As the Edward-Jones research found, this carbon footprint can range from 4 to 17 kgCO2e/ha for a kilo of lamb (liveweight) and 4 to 23 kgCO2e/ha for beef (table 3), before the Carbon sequestration happening in the grassland soils of the farm is even taken into account. Edwards-Jones did not calculate the per kilo carbon footprint after sequestration. He also used a conservative estimate of the capacity of grasslands to absorb carbon. Had he used a slightly less conservative estimate of carbon sequestration another 3 farms out of 20 may have been shown to be net Carbon sinks (table 9).
Time and again in the CCW paper, the authors point out how little research has been done into Carbon storage and sequestration in grasslands. Which is extraordinary when you consider that this is far and away the most important factor in determining the carbon footprint of meat from livestock. What is known is that wildlife-rich grasslands are known to contain high levels of carbon in their soils – up to 438 tonnes C per ha (that’s equivalent to over 1700 tones of CO2e), far higher than agriculturally improved ones. And converting arable or improved grasslands back to wildlife-rich ones causes them to rapidly absorb carbon, one study found at over 3 tonnes per ha per annum, while continuing to provide grazing/fodder for livestock.

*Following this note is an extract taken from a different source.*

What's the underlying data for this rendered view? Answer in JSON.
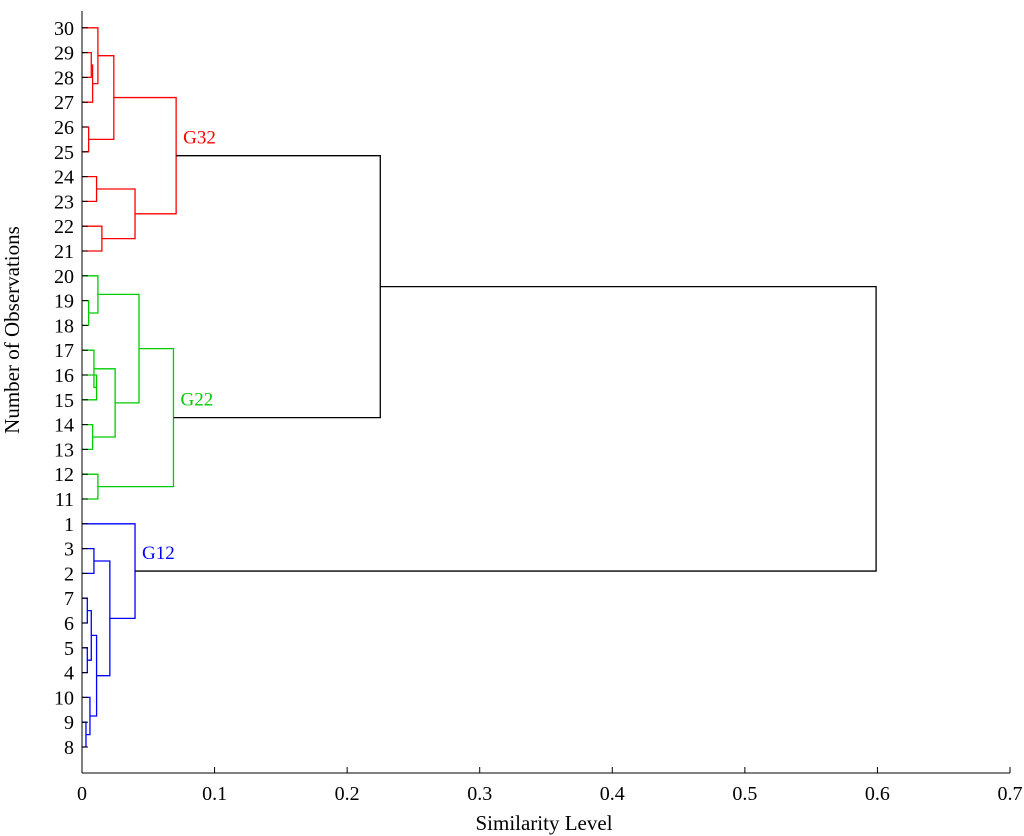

It seems strange that this very important piece of work was not published in a scientific paper. Sadly the reason was that Professor Edwards-Jones died of cancer in August 2011.
The problem with treating upland farming as one “thing” is that you end up with simplistic pictures of their environmental impacts, costs and benefits. Even among the 20 farms within the Cambrian Mountains research study there is huge variation. That variation will be reflected in other parts of upland Britain. But one thing does appear to be consistent – that uplands that support semi-natural habitats – wildlife-rich grasslands, upland heathland, peatland, mires, scrub and so on – are net carbon sinks, hold water back to prevent downstream flooding, produce high quality food, and provide homes for some of our most threatened wildlife.
They are very different from other uplands (which form the majority) – the uplands overgrazed in the past and to a lesser extent today, supporting very degraded upland acid grassland, or grasslands that have been agriculturally improved.
While there may be good arguments for rewilding some uplands, the carbon footprint of meat produced there, amongst other factors, would indicate that some uplands are better for rewilding; and others need to be cherished for what they are now.